Orphic Hymn to Law
tr. by Thomas Taylor
The holy king of Gods and men I call,
Celestial Law, the righteous seal of all;
The seal which stamps whate'er the earth contains,
Nature's firm basis, and the liquid plains:
Stable, and starry, of harmonious frame,
Preserving laws eternally the same:
Thy all-composing pow'r in heaven appears,
Connects its frame, and props the starry spheres;
And shakes weak Envy with tremendous sound,
Toss'd by thy arm in giddy whirls around.

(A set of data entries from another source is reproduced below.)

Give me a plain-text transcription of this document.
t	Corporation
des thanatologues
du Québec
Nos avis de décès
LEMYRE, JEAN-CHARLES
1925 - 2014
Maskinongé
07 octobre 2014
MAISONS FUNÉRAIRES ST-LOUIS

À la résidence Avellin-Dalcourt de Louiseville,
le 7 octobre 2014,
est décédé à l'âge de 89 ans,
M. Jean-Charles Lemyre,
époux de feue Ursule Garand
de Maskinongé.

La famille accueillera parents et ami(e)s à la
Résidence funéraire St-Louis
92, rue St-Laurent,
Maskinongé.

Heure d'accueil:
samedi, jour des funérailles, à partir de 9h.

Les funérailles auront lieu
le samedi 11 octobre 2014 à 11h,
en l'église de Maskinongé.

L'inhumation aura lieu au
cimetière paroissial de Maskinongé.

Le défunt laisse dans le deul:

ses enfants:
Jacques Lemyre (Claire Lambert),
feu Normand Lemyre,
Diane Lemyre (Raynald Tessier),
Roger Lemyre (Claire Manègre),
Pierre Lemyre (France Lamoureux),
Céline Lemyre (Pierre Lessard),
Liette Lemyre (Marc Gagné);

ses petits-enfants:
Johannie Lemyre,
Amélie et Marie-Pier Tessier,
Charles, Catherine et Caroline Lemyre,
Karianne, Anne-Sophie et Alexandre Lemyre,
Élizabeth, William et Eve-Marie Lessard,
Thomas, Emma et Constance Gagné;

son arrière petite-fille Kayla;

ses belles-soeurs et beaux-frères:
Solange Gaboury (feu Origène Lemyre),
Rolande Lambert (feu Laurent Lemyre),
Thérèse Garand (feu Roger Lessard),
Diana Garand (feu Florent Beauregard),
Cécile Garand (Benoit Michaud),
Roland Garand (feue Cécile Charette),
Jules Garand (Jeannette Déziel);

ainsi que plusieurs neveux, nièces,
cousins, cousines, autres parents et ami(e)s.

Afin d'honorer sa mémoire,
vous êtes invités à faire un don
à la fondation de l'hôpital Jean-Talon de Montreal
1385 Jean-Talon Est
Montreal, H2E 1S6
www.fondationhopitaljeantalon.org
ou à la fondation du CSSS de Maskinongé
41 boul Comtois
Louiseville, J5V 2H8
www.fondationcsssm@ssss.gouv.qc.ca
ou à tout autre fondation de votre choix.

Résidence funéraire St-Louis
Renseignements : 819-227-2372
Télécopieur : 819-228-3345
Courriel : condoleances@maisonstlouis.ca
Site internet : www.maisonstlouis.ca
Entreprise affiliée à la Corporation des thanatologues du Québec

'Tis thine, the life of mortals to defend,
And crown existence with a blessed end;
For thy command and alone, of all that lives
Order and rule to ev'ry dwelling gives:
Ever observant of the upright mind,
And of just actions the companion kind;
Foe to the lawless, with avenging ire,
Their steps involving in destruction dire.
Come, bless, abundant pow'r, whom all revere,
By all desir'd, with favr'ing mind draw near;
Give me thro' life, on thee to fix my fight,
And ne'er forsake the equal paths of right.
Thomas Taylor was the most notable British Neoplatonist of the eighteenth and nineteenth centuries; this is from his translation of the Hymns of Orpheus. To say that Taylor was philhellenic is an understatement -- he and his wife only spoke to each other in classical Greek, and he translated a vast number of Greek works. William Axon wrote a short article in 1890 summarizing his life, Thomas Taylor, the Platonist.